There are few better places in the world to set off on a Blue Voyage than Turkey. Surrounded by sea on three sides, the country is the perfect place to enjoy the never-ending turquoise-blue of the Aegean and Mediterranean seas during the day and then to sleep under the stars at night. It is an experience where everything is a possibility but it is up to the traveller to tell, write and depict his own fairy tale.
The country’s southwest coast is perhaps its most well-known destination to experience the beauty of the country’s coastline in all its glory, with a large variety of tall sail boats available to charter for multi-day voyages to historical ruins, remote islands and untouched beaches.

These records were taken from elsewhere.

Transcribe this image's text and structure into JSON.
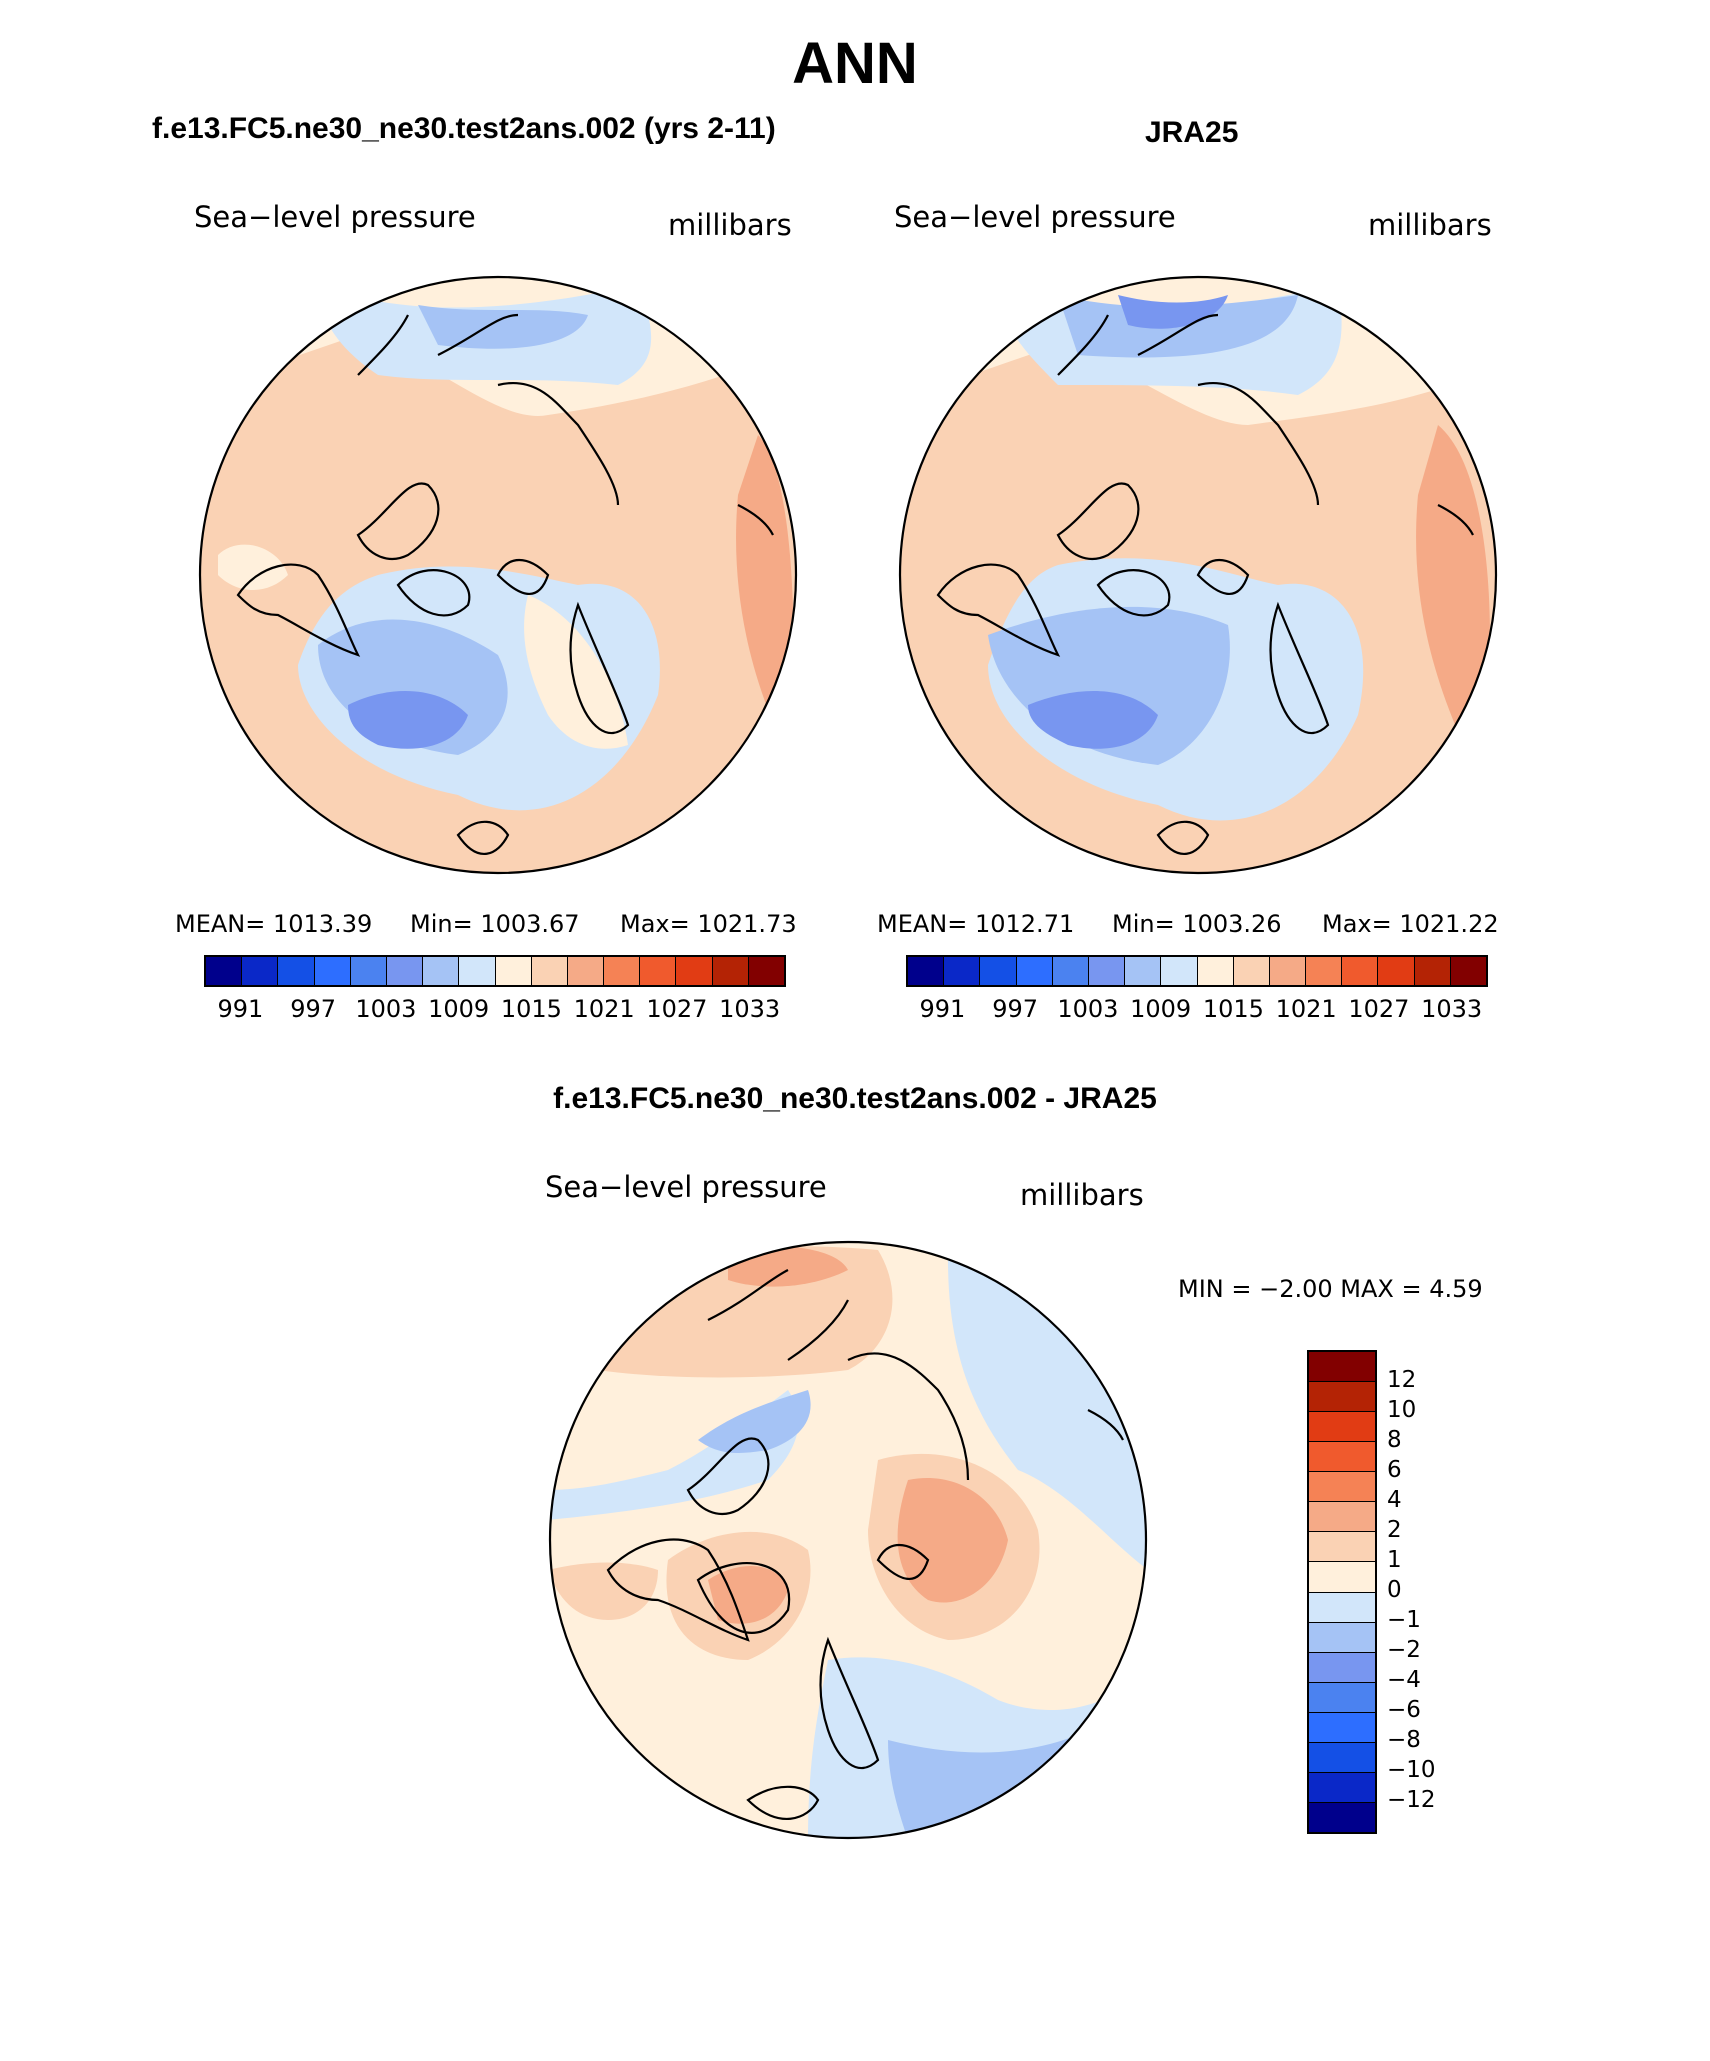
{
  "title": "ANN",
  "panels": [
    {
      "title": "f.e13.FC5.ne30_ne30.test2ans.002 (yrs 2-11)",
      "left_label": "Sea−level pressure",
      "right_label": "millibars",
      "stats": {
        "mean": "MEAN=  1013.39",
        "min": "Min=  1003.67",
        "max": "Max=  1021.73"
      }
    },
    {
      "title": "JRA25",
      "left_label": "Sea−level pressure",
      "right_label": "millibars",
      "stats": {
        "mean": "MEAN=  1012.71",
        "min": "Min=  1003.26",
        "max": "Max=  1021.22"
      }
    },
    {
      "title": "f.e13.FC5.ne30_ne30.test2ans.002 - JRA25",
      "left_label": "Sea−level pressure",
      "right_label": "millibars",
      "stats": {
        "minmax": "MIN =   −2.00  MAX =     4.59"
      }
    }
  ],
  "colorbar_abs": {
    "colors": [
      "#00008c",
      "#0a28c8",
      "#1450e6",
      "#2d6eff",
      "#4b82f0",
      "#7896f0",
      "#a5c3f5",
      "#d2e6fa",
      "#fff0dc",
      "#fad2b4",
      "#f5aa87",
      "#f58255",
      "#f05a2d",
      "#e13c14",
      "#b42305",
      "#820000"
    ],
    "ticks": [
      "991",
      "997",
      "1003",
      "1009",
      "1015",
      "1021",
      "1027",
      "1033"
    ]
  },
  "colorbar_diff": {
    "colors": [
      "#820000",
      "#b42305",
      "#e13c14",
      "#f05a2d",
      "#f58255",
      "#f5aa87",
      "#fad2b4",
      "#fff0dc",
      "#d2e6fa",
      "#a5c3f5",
      "#7896f0",
      "#4b82f0",
      "#2d6eff",
      "#1450e6",
      "#0a28c8",
      "#00008c"
    ],
    "ticks": [
      "12",
      "10",
      "8",
      "6",
      "4",
      "2",
      "1",
      "0",
      "−1",
      "−2",
      "−4",
      "−6",
      "−8",
      "−10",
      "−12"
    ]
  }
}
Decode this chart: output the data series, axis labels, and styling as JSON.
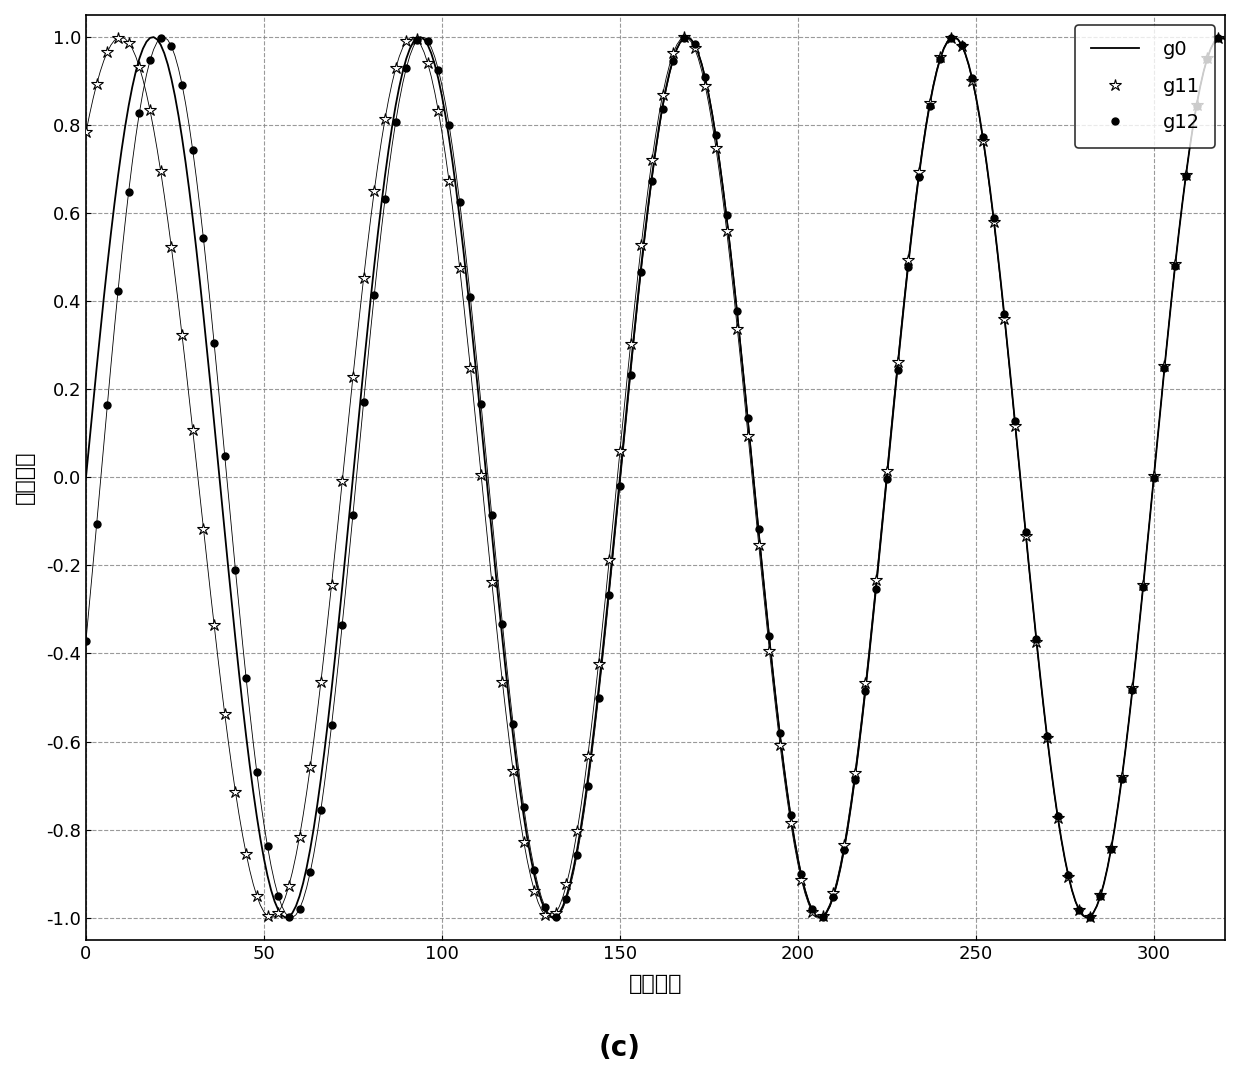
{
  "title": "(c)",
  "xlabel": "采样点数",
  "ylabel": "信号幅度",
  "xlim": [
    0,
    320
  ],
  "ylim": [
    -1.05,
    1.05
  ],
  "yticks": [
    -1,
    -0.8,
    -0.6,
    -0.4,
    -0.2,
    0,
    0.2,
    0.4,
    0.6,
    0.8,
    1
  ],
  "xticks": [
    0,
    50,
    100,
    150,
    200,
    250,
    300
  ],
  "n_points": 321,
  "period": 75.0,
  "g11_init_phase_rad": 0.9,
  "g11_tau": 55.0,
  "g12_init_phase_rad": -0.38,
  "g12_tau": 50.0,
  "g0_color": "#000000",
  "g11_color": "#000000",
  "g12_color": "#000000",
  "legend_labels": [
    "g0",
    "g11",
    "g12"
  ],
  "figsize": [
    12.4,
    10.73
  ],
  "dpi": 100,
  "marker_step": 3
}
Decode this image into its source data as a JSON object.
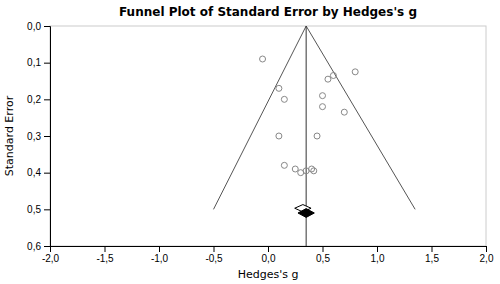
{
  "chart_data": {
    "type": "scatter",
    "title": "Funnel Plot of Standard Error by Hedges's g",
    "xlabel": "Hedges's g",
    "ylabel": "Standard Error",
    "xlim": [
      -2.0,
      2.0
    ],
    "ylim": [
      0.6,
      0.0
    ],
    "xticks": [
      {
        "value": -2.0,
        "label": "-2,0"
      },
      {
        "value": -1.5,
        "label": "-1,5"
      },
      {
        "value": -1.0,
        "label": "-1,0"
      },
      {
        "value": -0.5,
        "label": "-0,5"
      },
      {
        "value": 0.0,
        "label": "0,0"
      },
      {
        "value": 0.5,
        "label": "0,5"
      },
      {
        "value": 1.0,
        "label": "1,0"
      },
      {
        "value": 1.5,
        "label": "1,5"
      },
      {
        "value": 2.0,
        "label": "2,0"
      }
    ],
    "yticks": [
      {
        "value": 0.0,
        "label": "0,0"
      },
      {
        "value": 0.1,
        "label": "0,1"
      },
      {
        "value": 0.2,
        "label": "0,2"
      },
      {
        "value": 0.3,
        "label": "0,3"
      },
      {
        "value": 0.4,
        "label": "0,4"
      },
      {
        "value": 0.5,
        "label": "0,5"
      },
      {
        "value": 0.6,
        "label": "0,6"
      }
    ],
    "grid": false,
    "color": "#888888",
    "marker": "circle",
    "x": [
      -0.05,
      0.1,
      0.15,
      0.1,
      0.15,
      0.25,
      0.3,
      0.35,
      0.4,
      0.42,
      0.45,
      0.5,
      0.5,
      0.55,
      0.6,
      0.7,
      0.8
    ],
    "values": [
      0.09,
      0.17,
      0.2,
      0.3,
      0.38,
      0.39,
      0.4,
      0.395,
      0.39,
      0.395,
      0.3,
      0.19,
      0.22,
      0.145,
      0.135,
      0.235,
      0.125
    ],
    "mean_effect": 0.35,
    "mean_line": {
      "color": "#333333"
    },
    "funnel": {
      "apex_se": 0.0,
      "base_se": 0.5,
      "left_base": -0.5,
      "right_base": 1.35,
      "color": "#555555"
    },
    "diamonds": [
      {
        "x": 0.32,
        "y": 0.497,
        "half_width": 0.075,
        "half_height": 0.01,
        "color": "#ffffff"
      },
      {
        "x": 0.35,
        "y": 0.51,
        "half_width": 0.075,
        "half_height": 0.012,
        "color": "#000000"
      }
    ]
  }
}
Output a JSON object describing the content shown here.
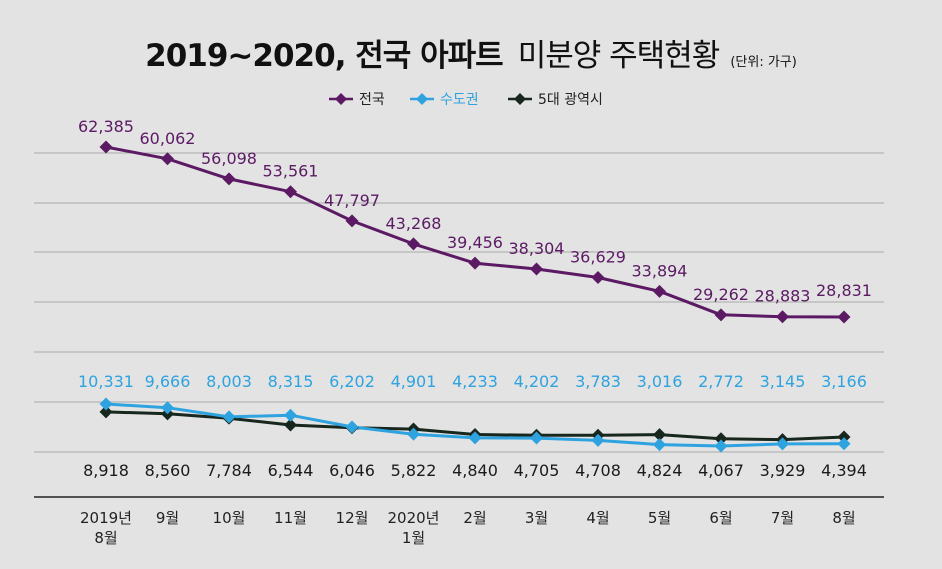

One of the most popular routes for a Blue Voyage is between the towns of Bodrum and Marmaris. If your idea of a perfect holiday is to stretch out on deck immersed in the perfect combination of sunshine, ocean breeze and a swim over to your own private cove, then this is the journey for you.
If you prefer nature walks and history and want to move about instead of basking in the sun all day long, go for the stretch from Marmaris to Antalya.
With a schedule as flexible as you want it to be, the journey eastwards to the former Roman port’s old harbour is one filled with stop-offs at ancient castles where the deep history of the country (and the region) remains preserved, visits to eco-protected beaches to witness the hatching of newborn turtles, and countless options to spend your days walking the narrow streets of picturesque Turkish seaside towns, stopping for souvenirs, coffee and freshly caught fish.
A Blue Voyage trip is also of particular interest to diving enthusiasts, chiefly between the towns of Kas and Uluburun where the oldest shipwreck in the world was excavated. While the diving areas are restricted, it is permitted at Aperlae – a popular spot to see the underwater ruins – and the nearby submerged city of Kekova a once magnificent city destroyed by an earthquake.
Blue Voyage trips have been both the secret and the bedrock of this spectacular region’s tourist industry. With such a vast variety of options available to suit all tastes and paces, it really offers a fairy tale ready for you to write.